En somme, Platon ne croit pas que le savoir du spécialiste soit une condition suffisante du succès, mais il y voit tout au moins une condition nécessaire pour que l’œuvre accomplie soit aussi bonne que possible, pour qu’elle réalise cet ordre et cet arrangement qu’il faut trouver dans toute œuvre d’art et qui fait la valeur de cette œuvre. Il cite alors l’exemple de tous les professionnels, avec une mention spéciale pour les constructeurs de navires aussi bien que pour les peintres et les architectes. Et Platon continue par un développement sur la nécessité de l’ordre dans l’âme aussi bien que dans le corps.

En vrai philosophe, Platon n’a voulu négliger aucune des formes de l’activité humaine, il a essayé de les comprendre et il leur a demandé de lui fournir, à l’occasion, des exemples qui fussent comme autant d’arguments en faveur de ses théories. Nous avons la preuve qu’il s’est intéressé à la navigation et, d’une façon générale, à tout ce qui se rapporte à la mer, autant qu’à la pratique des autres arts. Quand son imagination se plaît à se représenter une société organisée selon la justice — et il entend par là une société où l’activité de chacun donne d’heureux résultats parce qu’elle est conforme à son savoir propre, où chacun a les attributions qui correspondent le mieux à ses capacités, où les amateurs prétentieux et incapables n’usurpent point les fonctions des professionnels authentiques — alors, dans cette société, qui est la société parfaite, Platon fait au commandant de navire, au pilote, au constructeur de vaisseaux la place qui leur revient, comme il en fait une au général et au médecin. Cependant, si Platon apprécie toutes les connaissances spéciales, cela ne signifie point qu’il va jusqu’à les mettre toutes sur le même plan, leur accordant une dignité égale. Celles qui se rapportent à des xé/vai, à des métiers, sont tenues par lui pour des connaissances moins importantes, car les vé/vai elles-mêmes sont jugées par Platon comme des formes d’activité inférieures. Ceux qui les exercent sont rangés dans la dernière classe des citoyens de la République, au-dessous par conséquent des gardiens et des guerriers.
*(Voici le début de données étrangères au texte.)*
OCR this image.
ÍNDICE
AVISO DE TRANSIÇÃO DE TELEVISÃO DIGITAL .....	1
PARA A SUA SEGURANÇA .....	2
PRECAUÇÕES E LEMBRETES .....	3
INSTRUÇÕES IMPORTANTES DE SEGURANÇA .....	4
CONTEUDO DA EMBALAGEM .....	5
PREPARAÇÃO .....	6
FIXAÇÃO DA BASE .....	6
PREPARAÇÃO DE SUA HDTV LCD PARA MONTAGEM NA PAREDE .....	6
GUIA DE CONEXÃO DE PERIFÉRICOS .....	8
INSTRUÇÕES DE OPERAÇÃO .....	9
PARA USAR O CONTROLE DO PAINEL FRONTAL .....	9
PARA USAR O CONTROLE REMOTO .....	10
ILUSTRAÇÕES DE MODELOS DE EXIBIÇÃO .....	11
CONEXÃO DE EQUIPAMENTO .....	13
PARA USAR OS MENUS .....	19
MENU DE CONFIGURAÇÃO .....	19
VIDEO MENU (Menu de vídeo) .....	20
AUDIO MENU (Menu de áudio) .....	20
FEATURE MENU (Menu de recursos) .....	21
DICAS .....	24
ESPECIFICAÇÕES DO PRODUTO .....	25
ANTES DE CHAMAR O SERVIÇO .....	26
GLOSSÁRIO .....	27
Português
Si Platon est loin de faire fi des connaissances spéciales, il met bien au-dessus la science suprême, la sagesse, qui est le savoir des savoirs, la science du bien et du mal, qui s’identifie pour lui à la politique. En l’absence de cette sagesse, l’homme ne saurait être heureux ; les techniques particulières, même appliquées avec succès, ne sont pas capables de lui donner le bonheur et, pas plus qu’un autre, l’art de conduire les navires, si utile soit-il pour nous. On comprend que Platon ait pu comparer Dieu, principe de toute sagesse et inspirateur de toute politique, au pilote d’un navire : quand il abandonne le gouvernement et se retire dans le poste de pilotage, l’univers fait marche arrière. Quand, au contraire, Dieu, à la vue des dangers que court l’univers, veut empêcher le navire de se disloquer sous les assauts de la tempête, il reprend sa place à la barre et le navire poursuit sa marche dans l’ordre.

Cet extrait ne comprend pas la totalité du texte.